Si, comme je le crains, au terme de cette nouvelle lecture, la majorité de l’Assemblée nationale reste sur ses positions, le Sénat aura au moins envoyé un message fort d’encouragement à tous ceux qui, professionnels, malades, citoyens, espèrent qu’il n’y aura plus en France d’affaires comparables à celles du Mediator, du Distilbène, du Vioxx ou des hormones de croissance… et je pourrais égrener encore longtemps cette triste liste.
Monsieur le ministre, malgré vos efforts pour nous convaincre, je reste persuadée que le projet de loi, en l’état, n’empêchera pas de nouveaux scandales sanitaires. Le texte qui nous revient de l’Assemblée nationale est une déclaration abstraite de bonnes intentions de façade, vidée de la plupart de ses dispositions concrètes et opérationnelles qui seules permettraient à la décision publique d’être prise sans influence.
L’actualité est là, brûlante, qui nous rappelle à quel point l’industrie pharmaceutique est encore influente à tous les niveaux de la prise de décision.
Vous pensiez remettre les laboratoires pharmaceutiques à leur place ? C’est un véritable pied de nez que vous a adressé la société Servier la semaine dernière en demandant à la Cour de cassation de regrouper à Paris les procédures sur le Mediator, afin de tenter d’échapper à un procès en mai à Nanterre ; un pied de nez aux autorités sanitaires, mais également aux 5 millions de patients qui ont pris du Mediator entre 1976 et 2009 !
Du côté des autorités sanitaires, le bilan n’est pas beaucoup plus brillant, puisqu’une femme médecin ayant travaillé pour Servier a failli être nommée au poste de directrice produit à l’ASSAPS, preuve qu’une partie du lobby pharmaceutique a bien intégré qu’il pouvait agir à tous les niveaux de la décision publique.
Vous l’avez compris, la menace de futurs dérapages est omniprésente et appelle à une vigilance de chaque instant. La situation actuelle aurait donc demandé une autre réponse qu’une loi faite de rhétorique et d’affichage, autre chose qu’une loi alibi. (Applaudissements sur les travées du groupe socialiste-EELV et du groupe CRC.)
M. le président. La parole est à M. Ronan Kerdraon.
M. Ronan Kerdraon. Monsieur le président, monsieur le ministre, madame la présidente de la commission, mes chers collègues, nous voilà donc à nouveau saisis du projet de loi relatif au renforcement de la sécurité sanitaire du médicament et des produits de santé.
Ce texte – chacun en conviendra – a vécu de nombreuses péripéties et, malheureusement, pas des plus heureuses. Aussi, permettez-moi d’ouvrir mon propos par un petit rappel chronologique.

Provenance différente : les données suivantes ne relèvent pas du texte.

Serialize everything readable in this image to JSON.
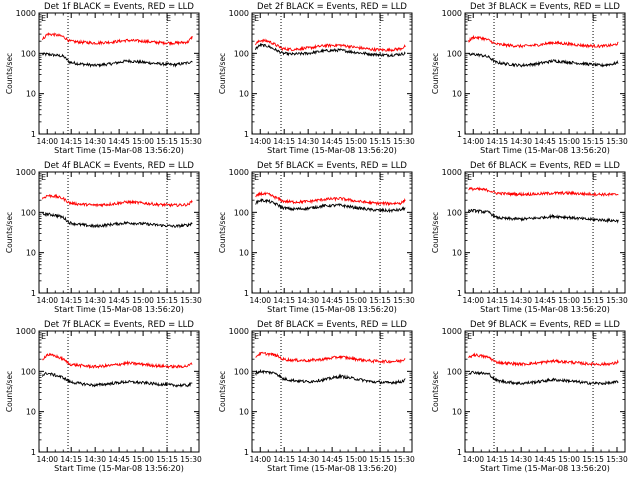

En juin dernier, monsieur le ministre, vous annonciez le dépôt imminent de ce texte en redoublant d’intentions volontaristes, promettant notamment « une réforme en profondeur, qui ait du sens, dans un seul et unique objectif, protéger le patient ».
Cet objectif, louable s’il en est, ne pouvait que recueillir un large consensus et donc être partagé par l’ensemble des parlementaires, de nos concitoyens, des victimes et des professionnels. Il convenait d’agir vigoureusement pour éviter que ne se reproduise un scandale de la magnitude de celle de l’affaire dite du Mediator.
Conformément aux engagements que vous aviez pris au premier semestre, nous attendions donc – peut-être naïvement, me direz-vous – un texte ambitieux, courageux et efficace, bref, un texte qui réponde aux inquiétudes légitimes de nos concitoyens sur les effets des produits sanitaires destinés à l’homme.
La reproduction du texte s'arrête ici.